We can define a new set of introduction rules my_inductive_intros
with a more beautiful basecase and the default stepcase
lemma my_inductive_intro_1: "my_inductive (a, b) a"
by (simp add: my_inductive.basecase)
lemmas my_inductive_intros = my_inductive_intro_1 my_inductive.stepcase
We can write our own beautiful induction rule
lemma my_inductive_tuple_induct[consumes 1, case_names "basecase" "stepcase", induct pred: my_inductive]:
"my_inductive (a, b) x ⟹
(P a) ⟹ (⋀x y. someP (a, b) x y ⟹ my_inductive (a, b) x ⟹ P x ⟹ P y) ⟹ P x"
apply(rule my_inductive.induct[of "(a,b)"])
apply(simp_all)
done
consumes 1
tells isabelle to consume the first parameter. Let's illustrate this by an example:
lemma "my_inductive (a,b) c ⟹ P a b c"
proof(induction rule: my_inductive_tuple_induct)
Without [consumes 1]
this is the proof state:
- my_inductive (?a, ?b) (my_inductive (a, b) c ⟶ P a b c)
- ?a
- ⋀x y. someP (?a, ?b) x y ⟹ my_inductive (?a, ?b) x ⟹ x ⟹ y
With [consumes 1]
, we get the desired proof state:
- P a b a
- ⋀x y. someP (a, b) x y ⟹ my_inductive (a, b) x ⟹ P a b x ⟹ P a b y
case_names
sets up the case names for an isar proof. The above proof can thus start with case basecase
.
induct pred
tells that we are declaring an induction rule.

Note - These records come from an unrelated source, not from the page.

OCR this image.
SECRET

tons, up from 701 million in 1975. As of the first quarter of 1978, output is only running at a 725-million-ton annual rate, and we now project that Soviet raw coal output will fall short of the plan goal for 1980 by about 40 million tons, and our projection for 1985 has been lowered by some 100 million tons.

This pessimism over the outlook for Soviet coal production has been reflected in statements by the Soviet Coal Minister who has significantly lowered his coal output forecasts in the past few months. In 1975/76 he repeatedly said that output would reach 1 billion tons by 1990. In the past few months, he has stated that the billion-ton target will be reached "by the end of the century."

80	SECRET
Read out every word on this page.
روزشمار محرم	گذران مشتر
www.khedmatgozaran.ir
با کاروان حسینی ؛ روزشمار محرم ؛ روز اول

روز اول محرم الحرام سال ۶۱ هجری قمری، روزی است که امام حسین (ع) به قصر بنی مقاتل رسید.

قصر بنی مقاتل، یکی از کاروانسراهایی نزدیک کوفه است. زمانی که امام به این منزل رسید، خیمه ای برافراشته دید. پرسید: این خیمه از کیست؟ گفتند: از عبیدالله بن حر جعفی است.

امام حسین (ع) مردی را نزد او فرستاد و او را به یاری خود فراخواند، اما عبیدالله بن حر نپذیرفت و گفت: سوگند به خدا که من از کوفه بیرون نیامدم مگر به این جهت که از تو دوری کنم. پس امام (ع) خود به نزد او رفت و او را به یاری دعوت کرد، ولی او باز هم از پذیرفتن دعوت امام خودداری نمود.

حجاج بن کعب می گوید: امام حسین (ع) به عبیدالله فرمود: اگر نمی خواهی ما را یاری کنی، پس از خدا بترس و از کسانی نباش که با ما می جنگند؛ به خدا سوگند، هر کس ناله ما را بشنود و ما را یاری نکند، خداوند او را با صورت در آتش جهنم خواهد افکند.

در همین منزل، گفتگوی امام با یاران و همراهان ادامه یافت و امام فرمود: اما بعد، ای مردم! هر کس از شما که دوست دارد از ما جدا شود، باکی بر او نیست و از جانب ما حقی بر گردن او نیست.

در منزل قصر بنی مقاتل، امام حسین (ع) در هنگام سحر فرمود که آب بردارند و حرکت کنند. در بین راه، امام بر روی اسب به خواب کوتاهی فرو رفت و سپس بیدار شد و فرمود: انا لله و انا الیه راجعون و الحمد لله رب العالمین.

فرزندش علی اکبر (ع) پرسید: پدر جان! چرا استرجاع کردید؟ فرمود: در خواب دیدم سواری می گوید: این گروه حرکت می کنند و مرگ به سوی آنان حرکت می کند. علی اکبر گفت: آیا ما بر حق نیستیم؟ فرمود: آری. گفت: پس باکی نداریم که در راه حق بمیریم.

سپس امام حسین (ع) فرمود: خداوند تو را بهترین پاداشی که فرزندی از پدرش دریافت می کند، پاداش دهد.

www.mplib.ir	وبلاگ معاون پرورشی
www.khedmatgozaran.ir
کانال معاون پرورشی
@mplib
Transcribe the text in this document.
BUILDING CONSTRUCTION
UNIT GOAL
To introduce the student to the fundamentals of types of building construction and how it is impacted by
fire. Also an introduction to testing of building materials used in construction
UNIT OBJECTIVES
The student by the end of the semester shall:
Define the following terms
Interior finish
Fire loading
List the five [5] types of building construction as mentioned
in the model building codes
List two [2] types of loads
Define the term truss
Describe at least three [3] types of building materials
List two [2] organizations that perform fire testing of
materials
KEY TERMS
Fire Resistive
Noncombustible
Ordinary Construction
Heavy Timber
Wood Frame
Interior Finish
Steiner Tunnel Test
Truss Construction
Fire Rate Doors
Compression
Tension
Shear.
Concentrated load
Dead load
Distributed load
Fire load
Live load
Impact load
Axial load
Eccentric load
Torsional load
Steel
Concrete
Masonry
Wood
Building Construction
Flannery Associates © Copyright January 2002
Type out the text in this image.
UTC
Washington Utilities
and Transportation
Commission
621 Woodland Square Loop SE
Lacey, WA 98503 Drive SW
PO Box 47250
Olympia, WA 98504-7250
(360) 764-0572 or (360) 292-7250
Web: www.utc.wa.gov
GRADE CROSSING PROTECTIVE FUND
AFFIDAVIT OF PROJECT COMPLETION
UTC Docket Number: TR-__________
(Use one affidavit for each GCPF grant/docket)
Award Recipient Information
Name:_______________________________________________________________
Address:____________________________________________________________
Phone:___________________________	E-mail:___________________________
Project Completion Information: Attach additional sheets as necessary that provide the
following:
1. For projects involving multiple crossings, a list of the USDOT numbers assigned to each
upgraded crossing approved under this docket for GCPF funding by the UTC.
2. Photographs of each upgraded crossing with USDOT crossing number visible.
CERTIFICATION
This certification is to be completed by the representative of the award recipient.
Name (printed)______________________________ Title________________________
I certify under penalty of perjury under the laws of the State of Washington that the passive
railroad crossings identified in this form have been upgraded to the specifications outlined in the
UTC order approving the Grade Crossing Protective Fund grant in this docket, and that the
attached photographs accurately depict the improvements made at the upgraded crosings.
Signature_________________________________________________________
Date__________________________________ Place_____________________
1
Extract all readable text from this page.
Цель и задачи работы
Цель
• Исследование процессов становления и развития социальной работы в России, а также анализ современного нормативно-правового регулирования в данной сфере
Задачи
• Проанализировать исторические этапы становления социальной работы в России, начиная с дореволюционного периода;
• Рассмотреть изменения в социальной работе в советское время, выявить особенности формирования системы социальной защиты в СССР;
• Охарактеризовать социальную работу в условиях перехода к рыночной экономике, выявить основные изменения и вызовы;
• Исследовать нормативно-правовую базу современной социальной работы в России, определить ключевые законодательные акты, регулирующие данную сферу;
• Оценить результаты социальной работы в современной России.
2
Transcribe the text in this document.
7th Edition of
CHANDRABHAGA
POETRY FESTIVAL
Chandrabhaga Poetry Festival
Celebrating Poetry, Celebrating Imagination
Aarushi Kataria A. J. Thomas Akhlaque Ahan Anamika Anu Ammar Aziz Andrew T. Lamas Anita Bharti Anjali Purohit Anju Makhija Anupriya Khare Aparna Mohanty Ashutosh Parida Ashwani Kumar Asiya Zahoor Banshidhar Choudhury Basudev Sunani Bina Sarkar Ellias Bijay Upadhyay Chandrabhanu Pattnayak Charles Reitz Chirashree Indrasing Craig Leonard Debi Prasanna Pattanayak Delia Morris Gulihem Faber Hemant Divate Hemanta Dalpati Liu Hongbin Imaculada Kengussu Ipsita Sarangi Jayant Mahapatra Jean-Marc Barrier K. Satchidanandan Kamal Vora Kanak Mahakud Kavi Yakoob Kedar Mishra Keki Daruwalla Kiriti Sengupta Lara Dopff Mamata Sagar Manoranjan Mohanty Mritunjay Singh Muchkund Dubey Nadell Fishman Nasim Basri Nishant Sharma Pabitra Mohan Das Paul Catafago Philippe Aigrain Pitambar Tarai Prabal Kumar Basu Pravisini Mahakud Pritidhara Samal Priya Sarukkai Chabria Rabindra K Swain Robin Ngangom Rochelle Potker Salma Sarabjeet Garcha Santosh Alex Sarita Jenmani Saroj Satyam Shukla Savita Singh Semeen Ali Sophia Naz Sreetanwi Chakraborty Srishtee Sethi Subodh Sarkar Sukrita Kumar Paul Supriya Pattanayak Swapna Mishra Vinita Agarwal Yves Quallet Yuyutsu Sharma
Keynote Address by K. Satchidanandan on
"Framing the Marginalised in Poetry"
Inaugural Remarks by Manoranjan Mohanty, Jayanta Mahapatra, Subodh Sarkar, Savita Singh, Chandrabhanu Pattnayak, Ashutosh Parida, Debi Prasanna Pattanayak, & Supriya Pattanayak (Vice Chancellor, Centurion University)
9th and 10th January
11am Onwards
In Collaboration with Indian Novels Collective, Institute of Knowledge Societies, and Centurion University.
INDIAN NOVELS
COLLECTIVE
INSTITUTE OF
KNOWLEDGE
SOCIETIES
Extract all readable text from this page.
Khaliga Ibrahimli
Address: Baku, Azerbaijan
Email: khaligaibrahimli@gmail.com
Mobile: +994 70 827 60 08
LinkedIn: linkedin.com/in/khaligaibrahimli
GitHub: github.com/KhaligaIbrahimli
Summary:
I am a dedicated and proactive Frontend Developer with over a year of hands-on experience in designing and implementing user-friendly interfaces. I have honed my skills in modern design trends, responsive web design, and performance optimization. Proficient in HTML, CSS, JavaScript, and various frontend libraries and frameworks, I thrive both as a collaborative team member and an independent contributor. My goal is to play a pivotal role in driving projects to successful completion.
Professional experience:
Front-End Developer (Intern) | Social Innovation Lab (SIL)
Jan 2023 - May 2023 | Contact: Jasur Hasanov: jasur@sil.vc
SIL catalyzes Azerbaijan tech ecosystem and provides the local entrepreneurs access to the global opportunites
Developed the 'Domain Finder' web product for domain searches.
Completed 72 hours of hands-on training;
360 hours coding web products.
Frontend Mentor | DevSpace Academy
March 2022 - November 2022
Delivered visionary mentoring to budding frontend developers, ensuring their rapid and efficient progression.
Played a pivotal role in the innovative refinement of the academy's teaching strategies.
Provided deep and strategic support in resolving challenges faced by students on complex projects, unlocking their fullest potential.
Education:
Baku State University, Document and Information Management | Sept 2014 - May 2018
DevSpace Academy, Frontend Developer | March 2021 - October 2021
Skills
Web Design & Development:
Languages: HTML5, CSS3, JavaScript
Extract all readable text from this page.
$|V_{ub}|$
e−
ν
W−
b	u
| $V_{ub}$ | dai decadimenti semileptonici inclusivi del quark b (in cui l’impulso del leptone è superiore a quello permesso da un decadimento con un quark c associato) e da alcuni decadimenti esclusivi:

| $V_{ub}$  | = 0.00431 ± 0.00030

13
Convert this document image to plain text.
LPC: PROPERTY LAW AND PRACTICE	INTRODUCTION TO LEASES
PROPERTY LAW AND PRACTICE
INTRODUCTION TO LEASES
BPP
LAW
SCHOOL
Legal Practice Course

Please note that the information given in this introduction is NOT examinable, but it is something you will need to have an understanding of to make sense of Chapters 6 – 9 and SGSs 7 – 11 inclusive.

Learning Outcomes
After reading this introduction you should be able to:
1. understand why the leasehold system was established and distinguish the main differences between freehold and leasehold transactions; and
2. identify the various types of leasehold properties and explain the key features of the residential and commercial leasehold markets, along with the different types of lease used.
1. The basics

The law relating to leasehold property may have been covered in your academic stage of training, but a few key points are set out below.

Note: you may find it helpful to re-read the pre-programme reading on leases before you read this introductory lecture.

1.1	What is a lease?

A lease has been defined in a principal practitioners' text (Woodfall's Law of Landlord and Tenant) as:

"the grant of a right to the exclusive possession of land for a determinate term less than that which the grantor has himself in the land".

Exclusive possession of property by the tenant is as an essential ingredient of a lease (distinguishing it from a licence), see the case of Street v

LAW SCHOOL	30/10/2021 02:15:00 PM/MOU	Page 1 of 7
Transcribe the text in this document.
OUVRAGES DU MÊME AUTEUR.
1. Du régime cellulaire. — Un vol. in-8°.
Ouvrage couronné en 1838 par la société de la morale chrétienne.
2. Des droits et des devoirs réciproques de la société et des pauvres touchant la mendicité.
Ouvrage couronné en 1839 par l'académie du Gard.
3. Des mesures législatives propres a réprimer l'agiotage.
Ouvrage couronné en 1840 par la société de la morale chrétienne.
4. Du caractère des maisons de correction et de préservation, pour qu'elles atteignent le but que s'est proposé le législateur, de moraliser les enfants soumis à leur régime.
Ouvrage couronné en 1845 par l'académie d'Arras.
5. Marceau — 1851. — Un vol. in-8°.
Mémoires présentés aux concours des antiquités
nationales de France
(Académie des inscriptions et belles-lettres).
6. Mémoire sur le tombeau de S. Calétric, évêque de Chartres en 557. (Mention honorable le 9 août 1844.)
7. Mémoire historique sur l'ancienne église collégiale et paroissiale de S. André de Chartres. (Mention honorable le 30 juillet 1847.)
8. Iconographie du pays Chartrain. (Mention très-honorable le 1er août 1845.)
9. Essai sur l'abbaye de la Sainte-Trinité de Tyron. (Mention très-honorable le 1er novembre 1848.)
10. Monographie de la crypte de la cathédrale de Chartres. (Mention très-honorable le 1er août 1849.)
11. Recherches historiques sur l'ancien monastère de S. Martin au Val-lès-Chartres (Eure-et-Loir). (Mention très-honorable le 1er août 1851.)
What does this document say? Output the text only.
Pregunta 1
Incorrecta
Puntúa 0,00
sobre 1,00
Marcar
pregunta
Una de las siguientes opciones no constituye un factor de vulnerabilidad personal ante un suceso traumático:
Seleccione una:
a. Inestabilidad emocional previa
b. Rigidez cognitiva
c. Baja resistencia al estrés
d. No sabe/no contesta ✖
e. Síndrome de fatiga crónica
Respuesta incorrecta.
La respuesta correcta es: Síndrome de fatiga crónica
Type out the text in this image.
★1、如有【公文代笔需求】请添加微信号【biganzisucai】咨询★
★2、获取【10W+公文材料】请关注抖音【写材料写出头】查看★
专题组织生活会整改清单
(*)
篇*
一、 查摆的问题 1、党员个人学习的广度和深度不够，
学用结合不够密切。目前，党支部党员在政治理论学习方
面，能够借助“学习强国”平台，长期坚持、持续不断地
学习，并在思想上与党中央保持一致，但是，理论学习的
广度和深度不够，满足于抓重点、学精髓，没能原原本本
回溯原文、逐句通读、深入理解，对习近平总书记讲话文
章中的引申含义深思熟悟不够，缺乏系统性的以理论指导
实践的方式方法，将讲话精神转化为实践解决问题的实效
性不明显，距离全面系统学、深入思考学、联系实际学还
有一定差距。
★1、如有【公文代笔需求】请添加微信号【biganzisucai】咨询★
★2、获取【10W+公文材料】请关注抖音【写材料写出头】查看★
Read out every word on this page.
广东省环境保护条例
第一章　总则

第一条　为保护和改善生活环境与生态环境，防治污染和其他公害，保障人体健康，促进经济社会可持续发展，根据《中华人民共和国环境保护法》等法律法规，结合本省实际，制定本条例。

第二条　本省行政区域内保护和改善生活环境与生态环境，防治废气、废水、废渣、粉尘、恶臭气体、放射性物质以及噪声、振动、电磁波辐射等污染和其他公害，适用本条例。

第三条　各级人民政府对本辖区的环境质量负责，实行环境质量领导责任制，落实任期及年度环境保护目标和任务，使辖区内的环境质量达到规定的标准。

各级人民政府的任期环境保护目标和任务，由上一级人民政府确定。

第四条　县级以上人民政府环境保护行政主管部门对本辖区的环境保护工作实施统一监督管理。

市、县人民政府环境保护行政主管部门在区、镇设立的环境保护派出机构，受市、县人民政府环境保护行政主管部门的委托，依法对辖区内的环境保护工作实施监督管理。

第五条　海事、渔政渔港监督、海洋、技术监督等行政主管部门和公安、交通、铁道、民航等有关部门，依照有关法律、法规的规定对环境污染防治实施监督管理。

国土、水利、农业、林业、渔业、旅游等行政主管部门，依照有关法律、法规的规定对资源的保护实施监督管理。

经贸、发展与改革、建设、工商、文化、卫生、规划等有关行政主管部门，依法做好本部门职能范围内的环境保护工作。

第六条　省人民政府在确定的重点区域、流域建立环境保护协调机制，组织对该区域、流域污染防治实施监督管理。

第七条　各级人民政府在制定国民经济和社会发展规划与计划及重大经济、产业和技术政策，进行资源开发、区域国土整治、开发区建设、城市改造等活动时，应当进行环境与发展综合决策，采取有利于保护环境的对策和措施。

In certain cases, just writing proof(induction)
might now be sufficient that isabelle figures out by itself to use our new fancy induction rule.
The following example demonstrates the setup
lemma
assumes "my_inductive (a,b) c" shows "P a b c"
using assms
proof (induction)
case basecase thus ?case using my_inductive_intros sorry
case (stepcase x y) thus ?case using my_inductive_intros sorry
qed